C'era una volta la città italiana del jazz. Era Milano, adesso non c'è più. O quasi. Questi giorni tranquilli sono adatti per qualche riflessione. Quel titolo lusinghiero derivava dal nome di un film americano degli anni Quaranta, «New Orleans», per gli schermi italiani «La Città del jazz», appunto. Non era un grande film, ma gli interpreti principali erano Louis Armstrong e Billie Holiday, fidanzati nella vicenda, che naturalmente anche suonavano e cantavano, insieme con un gruppo di campioni del jazz tradizionale; e c'era pure l'orchestra di Woody Herman nel suo periodo migliore. Una manna, per gli appassionati della musica afro-americana in digiuno forzato dall'inizio della guerra.
La città italiana del jazz cominciò ad affermarsi nell'autunno del 1949, quando ospitò nell'allora Teatro Odeon il Concert Group di Louis Armstrong con solisti dello spessore di Jack Teagarden, Barney Bigard, Earl Hines, Arvell Shaw e Cozy Cole. Seguirono a ruota Duke Ellington, Benny Goodman, Ray Charles e negli anni Sessanta Miles Davis, Sonny Rollins, Ella Fitzgerald, John Coltrane, Charles Mingus, Eric Dolphy, Archie Shepp, Gerry Mulligan, Chet Baker, Sarah Vaughan... Una collezione di assi, ma basta citarli per constatare che, salvo due ancora viventi, tutti gli altri non sono più fra noi. Poi si aprirono i primi jazz club: il bellissimo ma effimero Jazz Power di piazza Duomo e il Capolinea, diventato il tempio milanese del jazz fin quasi alla fine del secolo, quando scomparve il suo fondatore Giorgio Vanni. Adesso, a quel livello, c'è per fortuna il Blue Note.
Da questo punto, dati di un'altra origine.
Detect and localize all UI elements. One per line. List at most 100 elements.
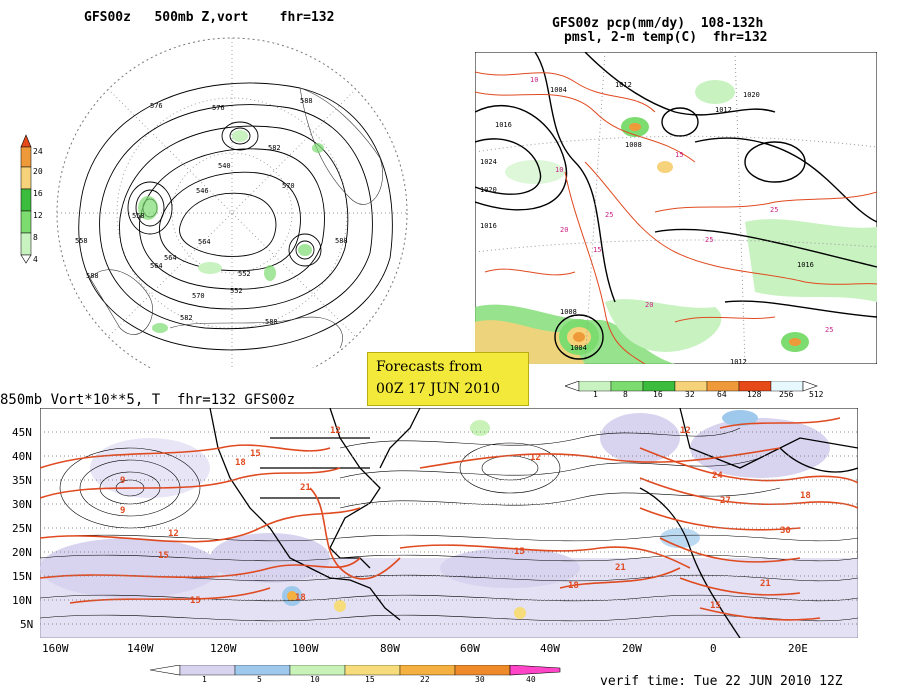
legend-level: 12 [33,211,43,220]
contour-label: 576 [150,102,163,110]
temp-label: 21 [615,563,626,573]
panel2-map: 1004 1012 1016 1008 1020 1016 1012 1008 … [475,52,877,364]
contour-label: 558 [75,237,88,245]
lon-label: 20W [622,642,642,655]
banner-line1: Forecasts from [376,359,483,375]
temp-label: 27 [720,496,731,506]
legend-level: 8 [623,390,628,399]
lat-label: 40N [12,450,32,463]
panel2-legend: 1 8 16 32 64 128 256 512 [564,378,850,400]
temp-label: 21 [300,483,311,493]
contour-label: 588 [265,318,278,326]
contour-label: 552 [238,270,251,278]
temp-label: 15 [158,551,169,561]
legend-level: 1 [202,675,207,684]
legend-level: 4 [33,255,38,264]
temp-label: 30 [780,526,791,536]
verif-time: verif time: Tue 22 JUN 2010 12Z [600,674,843,689]
contour-label: 546 [196,187,209,195]
legend-level: 22 [420,675,430,684]
lon-label: 0 [710,642,717,655]
temp-label: 15 [514,547,525,557]
temp-label: 25 [825,326,833,334]
lat-label: 45N [12,426,32,439]
lon-label: 120W [210,642,237,655]
contour-label: 582 [180,314,193,322]
pressure-label: 1016 [480,222,497,230]
temp-label: 25 [770,206,778,214]
temp-label: 15 [710,601,721,611]
temp-label: 20 [645,301,653,309]
temp-label: 15 [593,246,601,254]
lon-label: 80W [380,642,400,655]
temp-label: 18 [235,458,246,468]
contour-label: 588 [300,97,313,105]
lon-label: 60W [460,642,480,655]
contour-label: 540 [218,162,231,170]
contour-label: 552 [230,287,243,295]
legend-level: 64 [717,390,727,399]
temp-label: 10 [530,76,538,84]
temp-label: 18 [800,491,811,501]
legend-level: 8 [33,233,38,242]
pressure-label: 1016 [495,121,512,129]
contour-label: 570 [192,292,205,300]
panel1-map: 588 576 564 552 546 540 570 582 564 558 … [56,37,408,368]
temp-label: 12 [330,426,341,436]
panel1-title: GFS00z 500mb Z,vort fhr=132 [84,10,335,25]
contour-label: 570 [282,182,295,190]
lat-label: 10N [12,594,32,607]
legend-level: 10 [310,675,320,684]
pressure-label: 1004 [570,344,587,352]
pressure-label: 1012 [615,81,632,89]
contour-label: 558 [132,212,145,220]
contour-label: 564 [198,238,211,246]
panel3-legend: 1 5 10 15 22 30 40 [149,662,590,690]
temp-label: 15 [675,151,683,159]
lat-label: 5N [20,618,34,631]
temp-label: 12 [168,529,179,539]
temp-label: 9 [120,476,125,486]
temp-label: 25 [605,211,613,219]
pressure-label: 1024 [480,158,497,166]
legend-level: 16 [33,189,43,198]
lon-label: 140W [127,642,154,655]
temp-label: 12 [530,453,541,463]
lat-label: 20N [12,546,32,559]
temp-label: 24 [712,471,723,481]
legend-level: 128 [747,390,762,399]
lat-label: 35N [12,474,32,487]
lon-label: 100W [292,642,319,655]
legend-level: 15 [365,675,375,684]
pressure-label: 1008 [560,308,577,316]
temp-label: 10 [555,166,563,174]
forecast-banner: Forecasts from 00Z 17 JUN 2010 [367,352,529,406]
legend-level: 30 [475,675,485,684]
contour-label: 576 [212,104,225,112]
temp-label: 18 [295,593,306,603]
temp-label: 9 [120,506,125,516]
legend-level: 32 [685,390,695,399]
lon-label: 20E [788,642,808,655]
temp-label: 15 [250,449,261,459]
legend-level: 24 [33,147,43,156]
legend-level: 256 [779,390,794,399]
panel2-title-line1: GFS00z pcp(mm/dy) 108-132h [552,16,764,31]
panel3-map: 18 15 12 9 12 15 18 21 15 12 15 18 21 24… [40,408,858,638]
legend-level: 1 [593,390,598,399]
panel1-legend: 24 20 16 12 8 4 [20,134,43,264]
panel3-title: 850mb Vort*10**5, T fhr=132 GFS00z [0,392,296,408]
contour-label: 588 [86,272,99,280]
pressure-label: 1012 [730,358,747,364]
pressure-label: 1012 [715,106,732,114]
legend-level: 40 [526,675,536,684]
contour-label: 588 [335,237,348,245]
legend-level: 16 [653,390,663,399]
panel2-title-line2: pmsl, 2-m temp(C) fhr=132 [564,30,768,45]
contour-label: 582 [268,144,281,152]
pressure-label: 1016 [797,261,814,269]
temp-label: 15 [190,596,201,606]
banner-line2: 00Z 17 JUN 2010 [376,381,500,397]
pressure-label: 1020 [480,186,497,194]
hemisphere-boundary [56,37,408,368]
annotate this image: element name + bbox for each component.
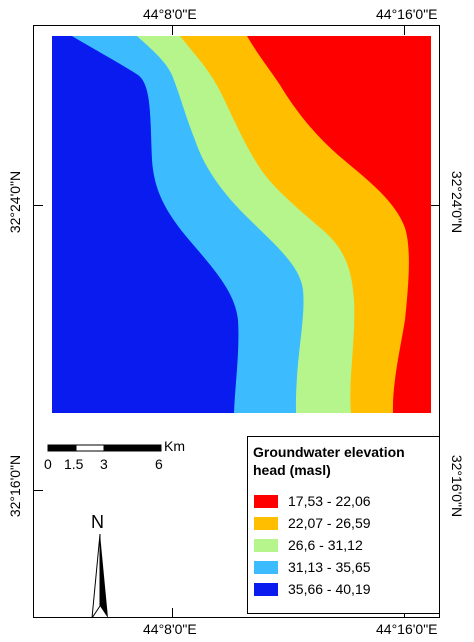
zone-17-53-22-06 — [247, 36, 431, 413]
tick-top-left — [172, 25, 173, 35]
lon-label-top-left: 44°8'0"E — [143, 6, 197, 22]
tick-right-upper — [430, 205, 440, 206]
scale-label-3: 3 — [100, 456, 108, 472]
tick-left-lower — [33, 490, 43, 491]
tick-left-upper — [33, 205, 43, 206]
lat-label-right-upper: 32°24'0"N — [449, 170, 465, 234]
legend-label: 35,66 - 40,19 — [288, 581, 371, 597]
lon-label-top-right: 44°16'0"E — [376, 6, 438, 22]
lat-label-right-lower: 32°16'0"N — [449, 454, 465, 518]
legend-swatch — [254, 517, 278, 530]
scale-label-0: 0 — [44, 456, 52, 472]
legend-swatch — [254, 561, 278, 574]
groundwater-head-map — [52, 36, 431, 413]
scale-bar-graphic — [47, 444, 162, 452]
lon-label-bottom-left: 44°8'0"E — [143, 621, 197, 637]
scale-bar: Km 0 1.5 3 6 — [44, 438, 267, 482]
tick-top-right — [404, 25, 405, 35]
legend-label: 31,13 - 35,65 — [288, 559, 371, 575]
lat-label-left-upper: 32°24'0"N — [7, 170, 23, 234]
north-arrow-icon — [91, 534, 108, 619]
lon-label-bottom-right: 44°16'0"E — [376, 621, 438, 637]
legend-swatch — [254, 495, 278, 508]
scale-unit: Km — [164, 438, 185, 454]
tick-bottom-left — [172, 608, 173, 618]
map-frame — [33, 25, 440, 618]
legend-label: 17,53 - 22,06 — [288, 493, 371, 509]
north-arrow: N — [80, 512, 120, 622]
legend-label: 26,6 - 31,12 — [288, 537, 363, 553]
legend-swatch — [254, 583, 278, 596]
legend-swatch — [254, 539, 278, 552]
lat-label-left-lower: 32°16'0"N — [7, 454, 23, 518]
legend: Groundwater elevation head (masl) 17,53 … — [247, 436, 440, 614]
scale-label-1-5: 1.5 — [64, 456, 84, 472]
legend-label: 22,07 - 26,59 — [288, 515, 371, 531]
legend-title: Groundwater elevation head (masl) — [253, 444, 405, 478]
north-label: N — [91, 512, 104, 532]
scale-label-6: 6 — [155, 456, 163, 472]
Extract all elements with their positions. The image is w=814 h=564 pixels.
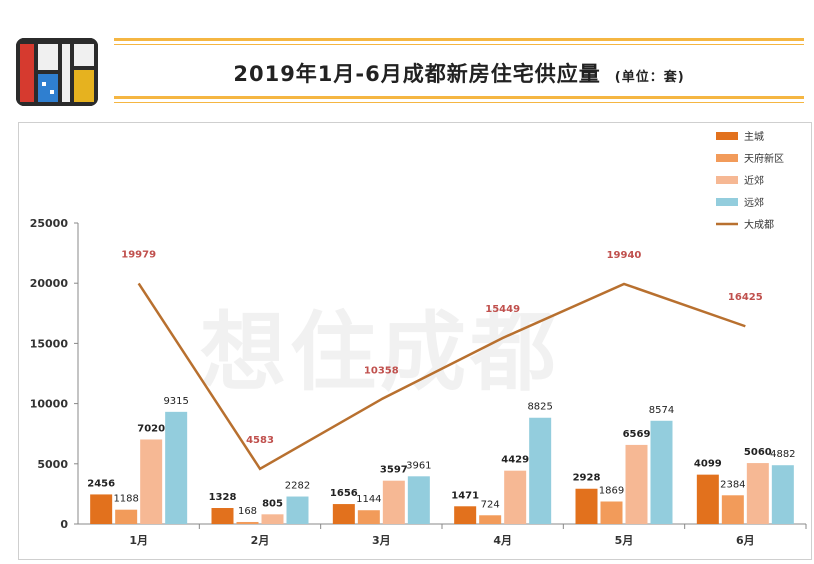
- x-tick-label: 5月: [615, 534, 634, 547]
- bar: [454, 506, 477, 524]
- bar: [504, 470, 527, 524]
- chart-frame: [18, 122, 812, 560]
- page-title: 2019年1月-6月成都新房住宅供应量: [233, 62, 601, 86]
- line-value-label: 10358: [364, 365, 399, 376]
- series-line-greater-chengdu: [137, 282, 746, 471]
- title-rule-top: [114, 38, 804, 41]
- legend-swatch: [716, 176, 738, 184]
- line-value-label: 19940: [607, 250, 642, 261]
- bar-value-label: 1328: [209, 492, 237, 503]
- bar-value-label: 2282: [285, 481, 310, 492]
- bar-value-label: 2928: [573, 473, 601, 484]
- y-tick-label: 0: [60, 518, 68, 531]
- bar-value-label: 1144: [356, 494, 381, 505]
- legend-swatch: [716, 132, 738, 140]
- bar: [771, 465, 794, 524]
- bar: [211, 508, 234, 524]
- watermark: 想住成都: [200, 303, 560, 403]
- title-rule-top-thin: [114, 44, 804, 45]
- x-tick-label: 2月: [251, 534, 270, 547]
- bar: [236, 521, 259, 524]
- bar-value-label: 8825: [527, 402, 552, 413]
- legend-swatch: [716, 198, 738, 206]
- brand-logo: [16, 38, 98, 106]
- bar-value-label: 2456: [87, 478, 115, 489]
- bar-value-label: 5060: [744, 447, 772, 458]
- x-tick-label: 4月: [493, 534, 512, 547]
- line-value-label: 15449: [485, 304, 520, 315]
- bar: [165, 411, 188, 524]
- bar-value-label: 1188: [113, 494, 138, 505]
- bar: [140, 439, 163, 524]
- legend-label: 主城: [744, 131, 764, 143]
- bar-value-label: 2384: [720, 479, 745, 490]
- bar: [575, 488, 598, 524]
- line-value-label: 19979: [121, 249, 156, 260]
- bar: [600, 501, 623, 524]
- legend-label: 天府新区: [744, 152, 784, 165]
- bar-value-label: 1656: [330, 488, 358, 499]
- bar: [286, 496, 309, 524]
- y-tick-label: 5000: [37, 458, 68, 471]
- y-tick-label: 15000: [30, 337, 69, 350]
- y-tick-label: 10000: [30, 398, 69, 411]
- bar: [650, 420, 673, 524]
- bar-value-label: 1471: [451, 490, 479, 501]
- x-tick-label: 1月: [129, 534, 148, 547]
- y-tick-label: 20000: [30, 277, 69, 290]
- bar: [357, 510, 380, 524]
- bar-value-label: 6569: [623, 429, 651, 440]
- legend-swatch: [716, 154, 738, 162]
- bar-value-label: 4099: [694, 459, 722, 470]
- bar-value-label: 7020: [137, 423, 165, 434]
- title-rule-bottom-thin: [114, 102, 804, 103]
- bar: [696, 474, 719, 524]
- bar-value-label: 8574: [649, 405, 674, 416]
- bar: [721, 495, 744, 524]
- bar-value-label: 805: [262, 498, 283, 509]
- page-title-block: 2019年1月-6月成都新房住宅供应量 (单位：套): [114, 58, 804, 88]
- bar: [479, 515, 502, 524]
- y-tick-label: 25000: [30, 217, 69, 230]
- unit-label: (单位：套): [614, 70, 685, 85]
- legend-label: 远郊: [744, 196, 764, 209]
- bar: [90, 494, 113, 524]
- bar-value-label: 4429: [501, 455, 529, 466]
- bar-value-label: 724: [481, 499, 500, 510]
- line-value-label: 4583: [246, 435, 274, 446]
- legend-label: 大成都: [744, 218, 774, 231]
- bar: [115, 509, 138, 524]
- bar: [332, 504, 355, 524]
- bar: [261, 514, 284, 524]
- bar-value-label: 168: [238, 506, 257, 517]
- bar-value-label: 1869: [599, 485, 624, 496]
- bar: [625, 444, 648, 524]
- bar-value-label: 9315: [163, 396, 188, 407]
- x-tick-label: 3月: [372, 534, 391, 547]
- bar-value-label: 3597: [380, 465, 408, 476]
- x-tick-label: 6月: [736, 534, 755, 547]
- bar: [746, 463, 769, 524]
- title-rule-bottom: [114, 96, 804, 99]
- bar: [407, 476, 430, 524]
- bar-value-label: 4882: [770, 449, 795, 460]
- bar-value-label: 3961: [406, 460, 431, 471]
- line-value-label: 16425: [728, 292, 763, 303]
- bar: [382, 480, 405, 524]
- bar: [529, 417, 552, 524]
- legend-label: 近郊: [744, 174, 764, 187]
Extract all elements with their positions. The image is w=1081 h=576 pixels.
Si potrebbe dire, semplificando, che la città italiana del jazz ha perduto il titolo perché mancano quei maestri che hanno fatto del jazz la grande musica del Novecento. C'è molto di vero. Ma la musica afro-americana e i fenomeni derivati e collaterali esistono ancora. Però sono molto diversi da allora, e coloro che organizzano concerti e producono dischi e affini (Milano sotto quest'ultimo aspetto è rimasta una città importante) devono prenderne atto. I Grandi Musicisti Autodidatti - molti di quelli menzionati lo erano - non fanno più testo. A loro si chiedono oggi studi giovanili ortodossi e severi, e la precisa consapevolezza della storia della loro musica e di altre civiltà musicali, in primis della grande musica europea.